Já adulto, enquanto buscava meu caminho profissional, o esporte continuava distante. Meu único contato vinha de jogos na TV, que despertavam admiração e nostalgia, mas também tristeza. Foi então que, por meio de uma bolsa de estudos, a educação física surgiu como uma oportunidade de reconciliação. Sem grandes expectativas, aceitei
o desafio e iniciei a faculdade, marcando, assim, meu reencontro com a prática esportiva.
Durante a graduação, aula após aula, descobri que o esporte podia ser muito mais inclusivo do que eu imaginava. Não precisava ser rígido ou inflexível. Nos estágios, vivenciei o esporte em academias, escolas e clubes, aprendendo que cada um poderia encontrar sua própria forma de jogar. Curiosamente, até o futebol, que antes parecia tão distante, tornou--se parte da minha trajetória. Foi nesse momento que percebi: o jogo podia ser meu também.

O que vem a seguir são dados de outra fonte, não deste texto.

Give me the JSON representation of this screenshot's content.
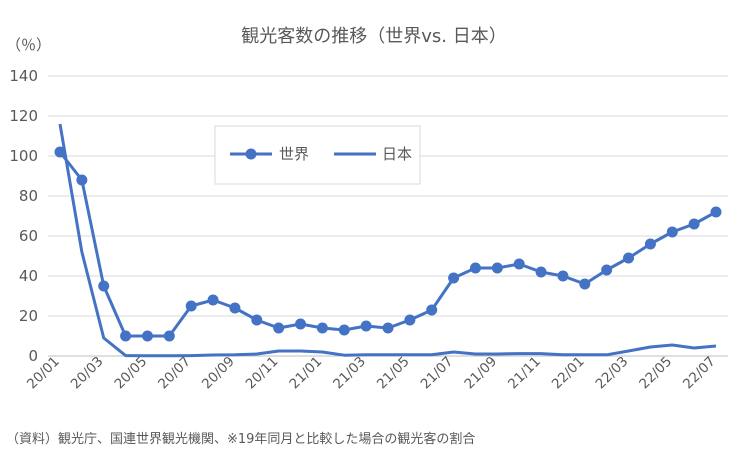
{
  "chart_data": {
    "type": "line",
    "title": "観光客数の推移（世界vs. 日本）",
    "unit_label": "（％）",
    "source": "（資料）観光庁、国連世界観光機関、※19年同月と比較した場合の観光客の割合",
    "ylim": [
      0,
      140
    ],
    "y_ticks": [
      0,
      20,
      40,
      60,
      80,
      100,
      120,
      140
    ],
    "grid": true,
    "legend_position": "upper-left-inside",
    "x": [
      "20/01",
      "20/02",
      "20/03",
      "20/04",
      "20/05",
      "20/06",
      "20/07",
      "20/08",
      "20/09",
      "20/10",
      "20/11",
      "20/12",
      "21/01",
      "21/02",
      "21/03",
      "21/04",
      "21/05",
      "21/06",
      "21/07",
      "21/08",
      "21/09",
      "21/10",
      "21/11",
      "21/12",
      "22/01",
      "22/02",
      "22/03",
      "22/04",
      "22/05",
      "22/06",
      "22/07"
    ],
    "x_tick_labels": [
      "20/01",
      "20/03",
      "20/05",
      "20/07",
      "20/09",
      "20/11",
      "21/01",
      "21/03",
      "21/05",
      "21/07",
      "21/09",
      "21/11",
      "22/01",
      "22/03",
      "22/05",
      "22/07"
    ],
    "series": [
      {
        "name": "世界",
        "color": "#4472C4",
        "marker": true,
        "values": [
          102,
          88,
          35,
          10,
          10,
          10,
          25,
          28,
          24,
          18,
          14,
          16,
          14,
          13,
          15,
          14,
          18,
          23,
          39,
          44,
          44,
          46,
          42,
          40,
          36,
          43,
          49,
          56,
          62,
          66,
          72
        ]
      },
      {
        "name": "日本",
        "color": "#4472C4",
        "marker": false,
        "values": [
          116,
          52,
          9,
          0.2,
          0.1,
          0.1,
          0.2,
          0.5,
          0.6,
          1.0,
          2.5,
          2.5,
          2.0,
          0.4,
          0.6,
          0.6,
          0.6,
          0.6,
          2.0,
          1.0,
          1.0,
          1.2,
          1.2,
          0.6,
          0.6,
          0.6,
          2.5,
          4.5,
          5.5,
          4.0,
          5.0
        ]
      }
    ]
  }
}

Ao concluir a faculdade, novas dúvidas surgiram. Que tipo de esporte eu queria promover? Ele era para mim? Velhas dores voltaram à tona, mas foi nesse momento que o Sesc entrou na minha vida e me permitiu ressignificar minha relação com o esporte, criando espaços mais acolhedores para outros que, assim como eu, sentiam que não pertenciam. Cada experiência reforçou que o esporte não precisa se ajustar a padrões impostos, mas pode abraçar a diversidade e as singularidades de cada jogador.
Hoje, carrego comigo esses legados como parte de quem sou. Refletir sobre o que o esporte deixou em mim é revisitar memórias e emoções que marcaram minha história e definiram meu modo de “jogar”. Passei a enxergar a prática esportiva como uma ferramenta transformadora que só cumpre seu papel quando respeita as histórias e os caminhos individuais. É com essa perspectiva que convido você a refletir sobre suas memórias e a redescobrir – ou criar – sua própria maneira de jogar, porque o esporte também é seu. Que tal seguir o seu jogo?
Eduardo Garcia é graduado em educação física e especialista em gestão esportiva. Integra a equipe da Gerência de Desenvolvimento Físico-Esportivo do Sesc São Paulo.